On this day in 1916, John Lee White (1893-1916) died of wounds sustained in action on the Western Front in the Great War.
John was 24 and a private in the 4th Battalion of the Worcestershire Regiment when he lost his life on the Somme in France on October 25, 1916.
His death was announced nine days later in The Western Times.
The newspaper reported that his sisters in Drewsteignton had initially been told that John’s ‘left arm had been amputated and that he had also been wounded in the head’.
But, said The Western Times, ‘the news of his death so soon after the first intimation came as a shock to his relatives and many friends’.
John was the ‘third of Drewsteignton’s heroes’ to have made ‘the great sacrifice’.
He volunteered for service under a recruitment drive called the Derby Scheme – named after Edward Stanley, the 17th Earl of Derby.
He had been in France only a month before he lost his life and had visited his home in Drewsteignton eight weeks before he died.
The Western Times said that John died on the day one of his sisters celebrated her birthday.

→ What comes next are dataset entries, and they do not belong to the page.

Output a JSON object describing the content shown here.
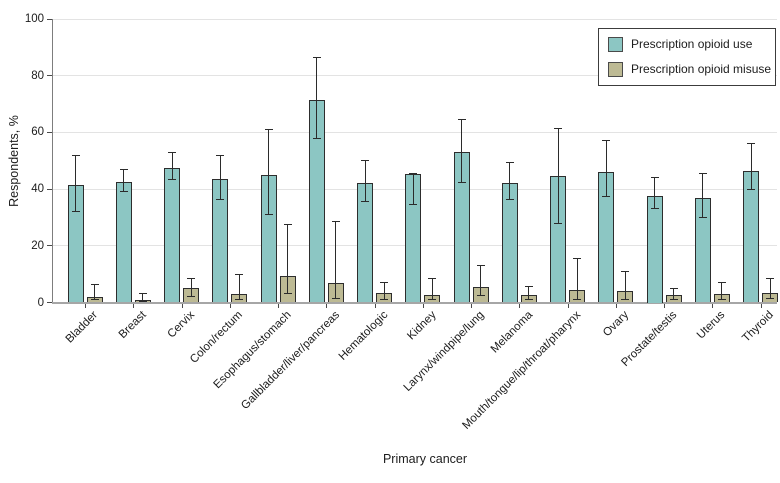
{
  "figure": {
    "xlabel": "Primary cancer",
    "ylabel": "Respondents, %"
  },
  "chart_data": {
    "type": "bar",
    "title": "",
    "xlabel": "Primary cancer",
    "ylabel": "Respondents, %",
    "ylim": [
      0,
      100
    ],
    "yticks": [
      0,
      20,
      40,
      60,
      80,
      100
    ],
    "grid": "horizontal",
    "legend_position": "top-right",
    "error_bars": true,
    "categories": [
      "Bladder",
      "Breast",
      "Cervix",
      "Colon/rectum",
      "Esophagus/stomach",
      "Gallbladder/liver/pancreas",
      "Hematologic",
      "Kidney",
      "Larynx/windpipe/lung",
      "Melanoma",
      "Mouth/tongue/lip/throat/pharynx",
      "Ovary",
      "Prostate/testis",
      "Uterus",
      "Thyroid"
    ],
    "series": [
      {
        "name": "Prescription opioid use",
        "color": "#8cc6c3",
        "values": [
          41.5,
          42.5,
          47.5,
          43.5,
          45.0,
          71.5,
          42.0,
          45.5,
          53.0,
          42.0,
          44.5,
          46.0,
          37.5,
          37.0,
          46.5
        ],
        "error_low": [
          32.0,
          39.0,
          43.5,
          36.5,
          31.0,
          58.0,
          35.5,
          34.5,
          42.5,
          36.5,
          28.0,
          37.5,
          33.0,
          30.0,
          40.0
        ],
        "error_high": [
          52.0,
          47.0,
          53.0,
          52.0,
          61.0,
          86.5,
          50.0,
          45.5,
          64.5,
          49.5,
          61.5,
          57.0,
          44.0,
          45.5,
          56.0
        ]
      },
      {
        "name": "Prescription opioid misuse",
        "color": "#bdba94",
        "values": [
          2.0,
          1.0,
          5.0,
          3.0,
          9.5,
          7.0,
          3.5,
          2.5,
          5.5,
          2.5,
          4.5,
          4.0,
          2.5,
          3.0,
          3.5
        ],
        "error_low": [
          1.0,
          0.5,
          2.0,
          1.0,
          3.0,
          1.5,
          1.0,
          1.0,
          2.5,
          1.0,
          1.0,
          1.0,
          1.0,
          1.0,
          1.5
        ],
        "error_high": [
          6.5,
          3.0,
          8.5,
          10.0,
          27.5,
          28.5,
          7.0,
          8.5,
          13.0,
          5.5,
          15.5,
          11.0,
          5.0,
          7.0,
          8.5
        ]
      }
    ]
  }
}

‘Private White was of a bright … disposition and was a member of the Reading Room Club in which he took a very keen interest. The deepest sympathy is felt for the father, brothers and sisters,’ said the newspaper.
A memorial service for John was held at Drewsteignton Parish Church on November 5, 1916.
He was buried at St Sever Cemetery in Rouen, France, and is remembered on Drewsteignton War Memorial.
John was the son of William George White (1856-1931) and Mary Ann Lee. William was the son of Eliza Tancock (1828-1896) and Samuel White (1829-1891). Eliza was the sister of Sarah Tancock (1851-1900), who married Daniel Arscott (1857-1922) on October 17, 1877 at Tristram Chapel, Puddington. Daniel was my great-grandfather.
John was born in 1893 in Drewsteignton. In 1901, he lived with his widowed father in Preston Cottages, Drewsteignton.